„Hochschulen sollten Studierende dazu befähigen, Zukunftsmacher zu werden“

Die CAU forscht und lehrt nicht nur viel zu den Themen Umweltschutz und Nachhaltigkeit, sie hat sich auch ein eigenes Ziel gesetzt: Der eigene Universitätsbetrieb soll bis 2030 weitestgehend klimaneutral werden. Um den eigenen CO2-Ausstoß zu reduzieren, ergreift das Umweltmanagement der CAU viele Maßnahmen und Kampagnen. Kürzlich hat das Team von Klik (Klima Konzept 2030) eine Interviewreihe gestartet. Renommierte Professoren erklären, warum der Klimaschutz noch ernster genommen werden muss und warum auch Donald Trump den Erneuerbare Energien-Boom nicht aufhalten kann. Die Interviews erscheinen als Gastbeiträge auf dem KN-College-Blog. Sie lesen ein Interview mit … Professor Christoph Corves.

Er ist Professor für Geographie und Medien an der Christian-Albrechts-Universität. 2010 hat er das Projekt yooweedoo gegründet. yooweedoo unterstützt Studierende, die die Welt verändern wollen, bei der Gründung von ökologisch und sozial nachhaltigen Projekten, Organisationen und Unternehmen.

Klik 2030: In Ihrer Lehre befassen Sie sich mit dem Thema Nachhaltigkeit.

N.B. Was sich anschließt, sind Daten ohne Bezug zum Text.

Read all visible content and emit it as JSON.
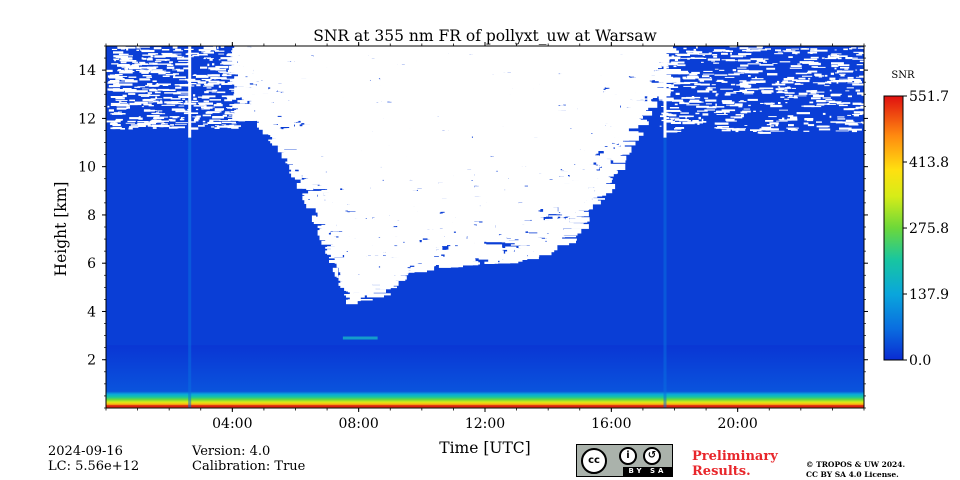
{
  "chart_data": {
    "type": "heatmap",
    "title": "SNR at 355 nm FR of pollyxt_uw at Warsaw",
    "xlabel": "Time [UTC]",
    "ylabel": "Height [km]",
    "xlim_hours": [
      0,
      24
    ],
    "ylim_km": [
      0,
      15
    ],
    "xticks": [
      {
        "value": 4,
        "label": "04:00"
      },
      {
        "value": 8,
        "label": "08:00"
      },
      {
        "value": 12,
        "label": "12:00"
      },
      {
        "value": 16,
        "label": "16:00"
      },
      {
        "value": 20,
        "label": "20:00"
      }
    ],
    "yticks": [
      {
        "value": 2,
        "label": "2"
      },
      {
        "value": 4,
        "label": "4"
      },
      {
        "value": 6,
        "label": "6"
      },
      {
        "value": 8,
        "label": "8"
      },
      {
        "value": 10,
        "label": "10"
      },
      {
        "value": 12,
        "label": "12"
      },
      {
        "value": 14,
        "label": "14"
      }
    ],
    "colorbar": {
      "label": "SNR",
      "min": 0.0,
      "max": 551.7,
      "ticks": [
        {
          "value": 0.0,
          "label": "0.0"
        },
        {
          "value": 137.9,
          "label": "137.9"
        },
        {
          "value": 275.8,
          "label": "275.8"
        },
        {
          "value": 413.8,
          "label": "413.8"
        },
        {
          "value": 551.7,
          "label": "551.7"
        }
      ],
      "colors": [
        "#0a2bd2",
        "#0a8adf",
        "#18c6b4",
        "#7fdc35",
        "#ffee10",
        "#ff9a10",
        "#e01010"
      ]
    },
    "background_level_snr": 20,
    "near_surface_max_height_km": 0.7,
    "instrument_gaps_hours": [
      2.65,
      17.7
    ],
    "noise_region_note": "low-SNR (blank) pixels reach down to about 4.3 km near 07:30 UTC",
    "aerosol_layer": {
      "time_hours": [
        7.5,
        8.6
      ],
      "height_km": 2.9
    }
  },
  "footer": {
    "date": "2024-09-16",
    "lc": "LC: 5.56e+12",
    "version": "Version: 4.0",
    "calibration": "Calibration: True",
    "preliminary_line1": "Preliminary",
    "preliminary_line2": "Results.",
    "copyright_line1": "© TROPOS & UW 2024.",
    "copyright_line2": "CC BY SA 4.0 License.",
    "license_badge_text": "BY  SA"
  }
}
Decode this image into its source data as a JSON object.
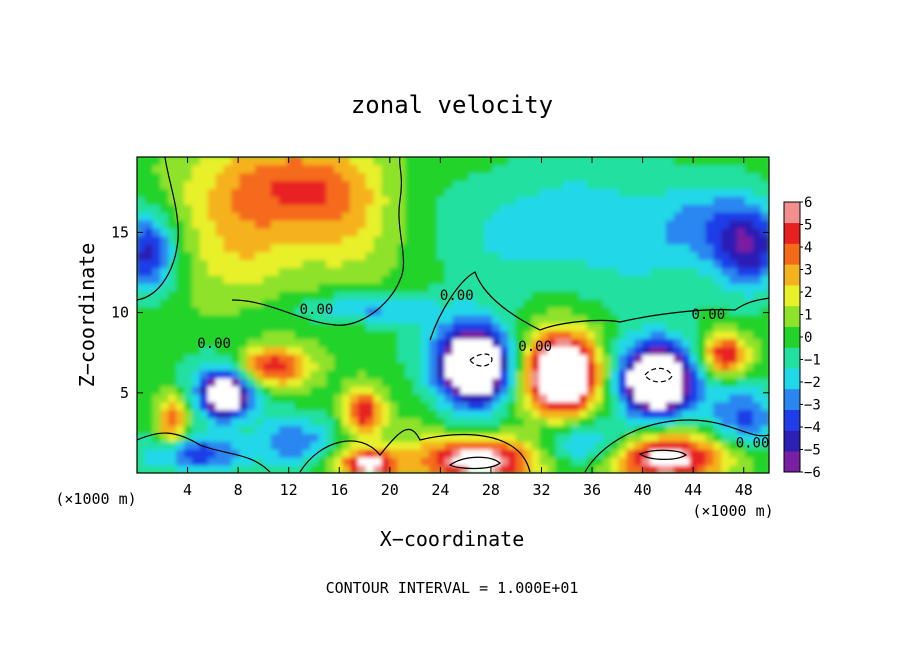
{
  "chart_data": {
    "type": "heatmap",
    "title": "zonal velocity",
    "xlabel": "X−coordinate",
    "ylabel": "Z−coordinate",
    "x_unit_left": "(×1000 m)",
    "x_unit_right": "(×1000 m)",
    "footer": "CONTOUR INTERVAL = 1.000E+01",
    "xlim": [
      0,
      50
    ],
    "ylim": [
      0,
      19.7
    ],
    "x_ticks": [
      4,
      8,
      12,
      16,
      20,
      24,
      28,
      32,
      36,
      40,
      44,
      48
    ],
    "x_tick_labels": [
      "4",
      "8",
      "12",
      "16",
      "20",
      "24",
      "28",
      "32",
      "36",
      "40",
      "44",
      "48"
    ],
    "y_ticks": [
      5,
      10,
      15
    ],
    "y_tick_labels": [
      "5",
      "10",
      "15"
    ],
    "colorbar": {
      "min": -6,
      "max": 6,
      "tick_values": [
        6,
        5,
        4,
        3,
        2,
        1,
        0,
        -1,
        -2,
        -3,
        -4,
        -5,
        -6
      ],
      "tick_labels": [
        "6",
        "5",
        "4",
        "3",
        "2",
        "1",
        "0",
        "−1",
        "−2",
        "−3",
        "−4",
        "−5",
        "−6"
      ],
      "colors": [
        "#7a1fa2",
        "#2b1fb4",
        "#1f3ee8",
        "#2a86f0",
        "#21d8e8",
        "#22e0a0",
        "#23d32a",
        "#8ee22a",
        "#e8f02a",
        "#f5b21f",
        "#f56a1a",
        "#e82020",
        "#f29090"
      ]
    },
    "contour_labels": [
      {
        "text": "0.00",
        "x": 14.2,
        "y": 9.9
      },
      {
        "text": "0.00",
        "x": 6.1,
        "y": 7.8
      },
      {
        "text": "0.00",
        "x": 25.3,
        "y": 10.8
      },
      {
        "text": "0.00",
        "x": 31.5,
        "y": 7.6
      },
      {
        "text": "0.00",
        "x": 45.2,
        "y": 9.6
      },
      {
        "text": "0.00",
        "x": 48.7,
        "y": 1.6
      }
    ],
    "features": [
      {
        "x": 11.5,
        "y": 18.0,
        "rx": 6.5,
        "ry": 3.0,
        "value": 4.0
      },
      {
        "x": 8.0,
        "y": 14.0,
        "rx": 4.5,
        "ry": 3.5,
        "value": 2.0
      },
      {
        "x": 16.5,
        "y": 15.5,
        "rx": 4.0,
        "ry": 4.0,
        "value": 2.0
      },
      {
        "x": 0.8,
        "y": 13.8,
        "rx": 2.2,
        "ry": 2.5,
        "value": -5.0
      },
      {
        "x": 48.5,
        "y": 14.0,
        "rx": 2.8,
        "ry": 2.6,
        "value": -5.0
      },
      {
        "x": 45.0,
        "y": 15.5,
        "rx": 4.0,
        "ry": 2.5,
        "value": -2.0
      },
      {
        "x": 28.0,
        "y": 15.0,
        "rx": 6.0,
        "ry": 3.5,
        "value": -0.8
      },
      {
        "x": 38.0,
        "y": 13.0,
        "rx": 7.0,
        "ry": 4.0,
        "value": -0.8
      },
      {
        "x": 18.0,
        "y": 10.3,
        "rx": 5.0,
        "ry": 1.0,
        "value": -3.0
      },
      {
        "x": 10.5,
        "y": 6.6,
        "rx": 3.0,
        "ry": 1.3,
        "value": 6.5
      },
      {
        "x": 7.0,
        "y": 4.8,
        "rx": 1.6,
        "ry": 1.3,
        "value": -7.0
      },
      {
        "x": 7.5,
        "y": 5.5,
        "rx": 3.5,
        "ry": 2.0,
        "value": -4.0
      },
      {
        "x": 2.8,
        "y": 3.2,
        "rx": 1.2,
        "ry": 1.8,
        "value": 4.5
      },
      {
        "x": 4.5,
        "y": 1.2,
        "rx": 4.0,
        "ry": 1.2,
        "value": -4.5
      },
      {
        "x": 12.5,
        "y": 2.0,
        "rx": 3.0,
        "ry": 1.5,
        "value": -3.5
      },
      {
        "x": 18.0,
        "y": 3.8,
        "rx": 1.5,
        "ry": 1.5,
        "value": 5.5
      },
      {
        "x": 18.3,
        "y": 0.6,
        "rx": 2.3,
        "ry": 0.9,
        "value": 6.5
      },
      {
        "x": 26.8,
        "y": 6.6,
        "rx": 2.6,
        "ry": 2.2,
        "value": -7.0
      },
      {
        "x": 26.5,
        "y": 7.0,
        "rx": 4.0,
        "ry": 3.0,
        "value": -4.0
      },
      {
        "x": 33.6,
        "y": 6.2,
        "rx": 2.6,
        "ry": 2.2,
        "value": 7.0
      },
      {
        "x": 33.6,
        "y": 6.2,
        "rx": 3.6,
        "ry": 3.2,
        "value": 4.0
      },
      {
        "x": 41.2,
        "y": 5.8,
        "rx": 2.6,
        "ry": 2.0,
        "value": -7.0
      },
      {
        "x": 41.0,
        "y": 6.0,
        "rx": 3.8,
        "ry": 2.8,
        "value": -4.0
      },
      {
        "x": 46.5,
        "y": 7.4,
        "rx": 1.8,
        "ry": 1.3,
        "value": 6.0
      },
      {
        "x": 27.0,
        "y": 0.8,
        "rx": 5.0,
        "ry": 1.4,
        "value": 7.0
      },
      {
        "x": 41.8,
        "y": 1.0,
        "rx": 5.0,
        "ry": 1.6,
        "value": 7.0
      },
      {
        "x": 35.5,
        "y": 1.8,
        "rx": 4.0,
        "ry": 1.6,
        "value": -4.0
      },
      {
        "x": 22.0,
        "y": 3.0,
        "rx": 1.8,
        "ry": 2.6,
        "value": 0.5
      },
      {
        "x": 48.0,
        "y": 3.5,
        "rx": 3.0,
        "ry": 2.0,
        "value": -4.0
      }
    ]
  }
}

Warum haben Sie sich diesen Schwerpunkt gesetzt?

Prof. Corves: Mein Interesse richtet sich auf den Bereich Bildung für nachhaltige Entwicklung und im Speziellen Social Entrepreneurship Education. Mich interessiert die Frage, wie Lehre an der Universität gestaltet werden kann, damit Studierende lernen, die Welt zu verändern; damit sie die Erfahrung machen, dass sie die Welt verändern können. Meine eigene Erfahrung im Hochschulstudium – was ja nun schon etwas zurückliegt – war, dass Universitäten Studenten nur selten ermöglichen, zu lernen, wie man selber ein Problem löst. Und ich denke, an der Uni sollte man lernen, reale Probleme zu lösen. Das können gesellschaftliche Probleme oder auch Forschungsprobleme sein.

Klik 2030: Und wie bringen Sie Studierenden das Lösen von Problemen bei?

Prof. Corves: Dafür haben wir im Jahr 2010 das Projekt yooweedoo gegründet. In unserem Lernprogramm lernen Studierende, wie man ein Changeprojekt plant und umsetzt, das die Welt im Kleinen verändert. Sie lernen es, für ein gesellschaftliches Problem eine unternehmerische Lösung zu planen und in einem Pilotprojekt zu testen. Im yooweedoo Ideenwettbewerb können sie bis zu 2.000 Euro Startkapital für ihr Vorhaben gewinnen. In diesem Jahr konnten wir 34 Projekte finanzieren, davon rund 15 in Kiel.

Klik 2030: Das heißt Sie geben den Studierenden keine Themen und Probleme vor?

Prof. Corves: Es ist ein ganz wichtiger Lernschritt, ein gesellschaftliches Problem selbst zu erkennen und seine Ursachen zu analysieren. Wir geben deshalb die zu bearbeiteten Probleme grundsätzlich nicht vor. Wir haben stattdessen einige einfache Regeln festgelegt, welche Art von Projekten in unserem Lernprogramm entstehen sollen. Projekte müssen einen Beitrag zu nachhaltiger Entwicklung leisten. Sie müssen einen gesellschaftlichen Mehrwert schaffen. Wir sagen den Studierenden, ihr müsst uns genau erklären, worin dieser Mehrwert besteht und welche Zielgruppe in der Gesellschaft diesen Mehrwert haben wird. Außerdem verlangen wir, dass jedes Projekt ein realistisches Finanzierungs- oder Geschäftsmodell hat. Und im Ideenwettbewerb fördern wir nur Projekte, wenn die Studierenden die volle Verantwortung haben.

Klik 2030: Welche Themen und Probleme bewegen denn die Studierenden?

Prof. Corves: Das kann man so pauschal kaum beantworten. Jedes Jahr entstehen in unserem Lernprogramm neue spannende Projektideen. Es gibt natürlich immer Themen, die wie „Interessenswellen“ durch die Studierendenschaft schwappen. Seit zwei, drei Jahren beschäftigen sich viele Studierende mit den Themen Upcycling, Ressourcenschutz und der Reduzierung von Lebensmittelverschwendung.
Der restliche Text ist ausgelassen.